Route 22: Following the battles of World War I
Żegocina, Laskowa (15 km) Łososina Górna (21 km) Kamionna (37 km) Trzciana (44 km) Łąkta Górna (47,5 km) Rajbrot (54 km) Żegocina (58,4 km)
58,4 km, 7 h, difficulty – medium
Altitude profile of the route:
We invite you to a trip during which we will visit several cemeteries from the World War I. The south-east areas of the Małopolska region were the place of many heavy fighting, of which cemeteries are a sad reminder. We start from the centre of Żegociny, driving south by road No 965. In Rozdziel we turn left, then after 1800 m, having passed the church, again left and then finally right. We cycle up 1100 m and turn right onto the blue bike trail. We go straight to the chapel and cemetery No 357. We return to the route and go down to the asphalt road, we turn right and, passing by the church in Kamionka Mała, we reach the main road. We turn right, cross Laskowa (manor) and turn left onto the main road. We enter Łososina Górna, pass the church and turn right to Pasierbiec. We pass the church and then, 500 m further, we turn left next to the community room. We take the scenic road, form where, in good weather, we can see the Tatras. We turn right at the intersection with the main road. In Nowe Rybie we pass by the church and in front of the school we turn right to Kamionna, where we turn right (to Żegocina) heading at a wooden church. We turn back and go right at the intersection. After 3 km, having crossed the bridge, we turn left and on the main road we also go left following the black bike trail that leads to the chapel and the spring. We return along the trail to the intersection and turn left to Trzciana. We turn right, pass the church and head towards Łąkta Górna. There are several war cemeteries on the hills on the left. We turn right on the main road and having passed the church, we turn left. At the end of the asphalt road we turn left onto the dirt road, which takes us to the asphalt road, where we turn right to Rajbrot (700 m to the left, there is another cemetery). After the church we turn right and, after 5 km, we turn left to Żegociny, where we finish the trip.
ATTRACTIONS ON THE ROUTE:
1. Wooden church in Rozdziele – with a log structure, built in Królówka near Nowy Wiśnicz at the end of the 15th century.

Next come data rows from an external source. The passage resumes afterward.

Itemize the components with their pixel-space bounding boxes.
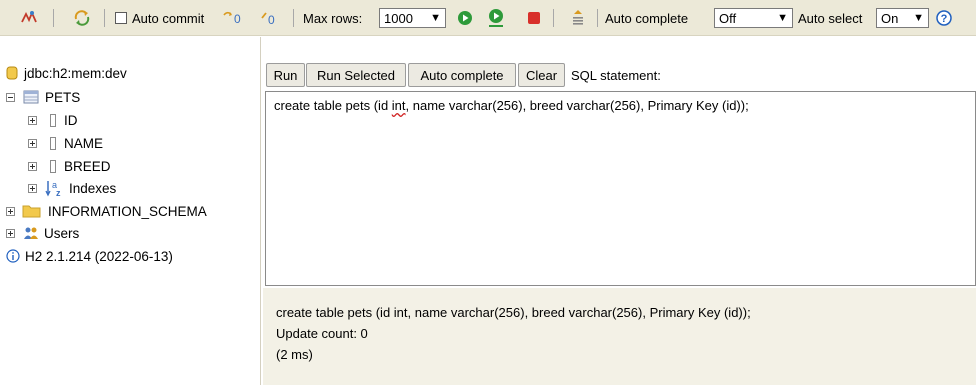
sort-az-icon: a z	[45, 180, 61, 197]
chevron-down-icon: ▼	[777, 12, 788, 24]
sql-editor[interactable]: create table pets (id int, name varchar(…	[265, 91, 976, 286]
tree-information-schema[interactable]: INFORMATION_SCHEMA	[6, 201, 207, 221]
table-icon	[23, 90, 39, 104]
auto-complete-button[interactable]: Auto complete	[408, 63, 516, 87]
svg-text:?: ?	[941, 13, 948, 25]
svg-text:0: 0	[234, 12, 241, 26]
chevron-down-icon: ▼	[913, 12, 924, 24]
tree-indexes[interactable]: a z Indexes	[28, 178, 116, 198]
tree-table-pets[interactable]: PETS	[6, 87, 80, 107]
expand-icon[interactable]	[28, 183, 37, 193]
collapse-icon[interactable]	[6, 92, 15, 102]
run-button[interactable]: Run	[266, 63, 305, 87]
commit-icon[interactable]: 0	[260, 0, 280, 36]
run-icon[interactable]	[457, 0, 473, 36]
tree-users[interactable]: Users	[6, 223, 79, 243]
auto-commit-control[interactable]: Auto commit	[115, 0, 204, 36]
rollback-icon[interactable]: 0	[222, 0, 244, 36]
auto-select-select[interactable]: On ▼	[876, 8, 929, 28]
column-icon	[50, 136, 56, 150]
column-icon	[50, 113, 56, 127]
column-icon	[50, 159, 56, 173]
info-icon	[6, 249, 20, 263]
svg-text:z: z	[56, 188, 61, 197]
auto-complete-label: Auto complete	[605, 10, 689, 26]
refresh-icon[interactable]	[73, 0, 91, 36]
expand-icon[interactable]	[28, 115, 37, 125]
results-panel: create table pets (id int, name varchar(…	[263, 288, 976, 385]
disconnect-icon[interactable]	[20, 0, 38, 36]
max-rows-label: Max rows:	[303, 10, 363, 26]
expand-icon[interactable]	[6, 206, 15, 216]
result-time: (2 ms)	[276, 347, 313, 362]
chevron-down-icon: ▼	[430, 12, 441, 24]
auto-complete-select[interactable]: Off ▼	[714, 8, 793, 28]
history-icon[interactable]	[571, 0, 585, 36]
tree-column-name[interactable]: NAME	[28, 133, 103, 153]
max-rows-select[interactable]: 1000 ▼	[379, 8, 446, 28]
tree-connection[interactable]: jdbc:h2:mem:dev	[6, 63, 127, 83]
tree-column-id[interactable]: ID	[28, 110, 78, 130]
auto-commit-label: Auto commit	[132, 10, 205, 26]
tree-column-breed[interactable]: BREED	[28, 156, 111, 176]
clear-button[interactable]: Clear	[518, 63, 565, 87]
spellcheck-flag: int	[391, 98, 406, 113]
run-selected-button[interactable]: Run Selected	[306, 63, 406, 87]
expand-icon[interactable]	[28, 161, 37, 171]
database-icon	[6, 66, 18, 80]
object-tree: jdbc:h2:mem:dev PETS ID NAME BREED a z I…	[0, 37, 261, 385]
auto-commit-checkbox[interactable]	[115, 12, 127, 24]
expand-icon[interactable]	[6, 228, 15, 238]
users-icon	[24, 227, 38, 239]
expand-icon[interactable]	[28, 138, 37, 148]
sql-statement-label: SQL statement:	[571, 67, 661, 83]
svg-text:0: 0	[268, 13, 275, 26]
toolbar: Auto commit 0 0 Max rows: 1000 ▼ Auto co…	[0, 0, 976, 36]
help-icon[interactable]: ?	[936, 0, 952, 36]
tree-version: H2 2.1.214 (2022-06-13)	[6, 246, 173, 266]
run-selected-icon[interactable]	[487, 0, 505, 36]
result-update-count: Update count: 0	[276, 326, 368, 341]
auto-select-label: Auto select	[798, 10, 863, 26]
result-statement: create table pets (id int, name varchar(…	[276, 305, 751, 320]
stop-icon[interactable]	[527, 0, 541, 36]
folder-icon	[22, 205, 41, 218]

2. World War I cemeteries – numerous military cemeteries remind us of the bloody battles fought in Western Galicia at the turn of 1914 and 1915 between the Russian army and the Imperial Royal Austrian army. Often located in the place of battle, they are the burial place of soldiers of many nationalities: Poles, Austrians, Germans, Russians, Hungarians and others. Some of them are of outstanding artistic value, e.g. cemetery No 357 with a wooden chapel.
3. Wooden church in Kamionka Mała – built in the end of the 18th century. Interior from the 18th-19th century. In the main altar, the Baroque sculpture of St Catherine of Alexandria – patron of the church.
4. Manor in Laskowa – built in 1677, with a log structure, mansard roof made of shingles. Originally the seat of the noble Laskowski family, then a monastery, it has regained its lay character in the 18th century.
5. Wooden church in Łososina Górna – during construction in 1778 fragments of the previous, late-Gothic temple were used. Polychromy from the 19th century. Mainly rococo interior from the 18th century. Gothic stone font from the 15th century.
6. Church in Kamionna – a small three-nave wooden temple from 1934 with a skeleton structure. Its shape refers to old religious architecture.
7. Chapel and spring in Ujazd – according to legend, the spring spurted out thanks to Saint Princess Kinga, who was once passing on a hot day along the nearby Hungarian route. A stone chapel next to the spring.
8. The church in Trzciana – comes from before 1556, owes its eclectic style to subsequent extensions. Baroque altars, a stone baptismal font from 1497 and a Renaissance sacristy portal from the 16th century have been preserved.
9. Wooden church in Rajbrot from 1511. Single nave, log structure, covered with shingles. Inside, an early Baroque altar from the 17th century, late Gothic carpentry details and a wooden Gothic pulpit. Next to it there is a belfry with a pole structure from the end of the 18th century.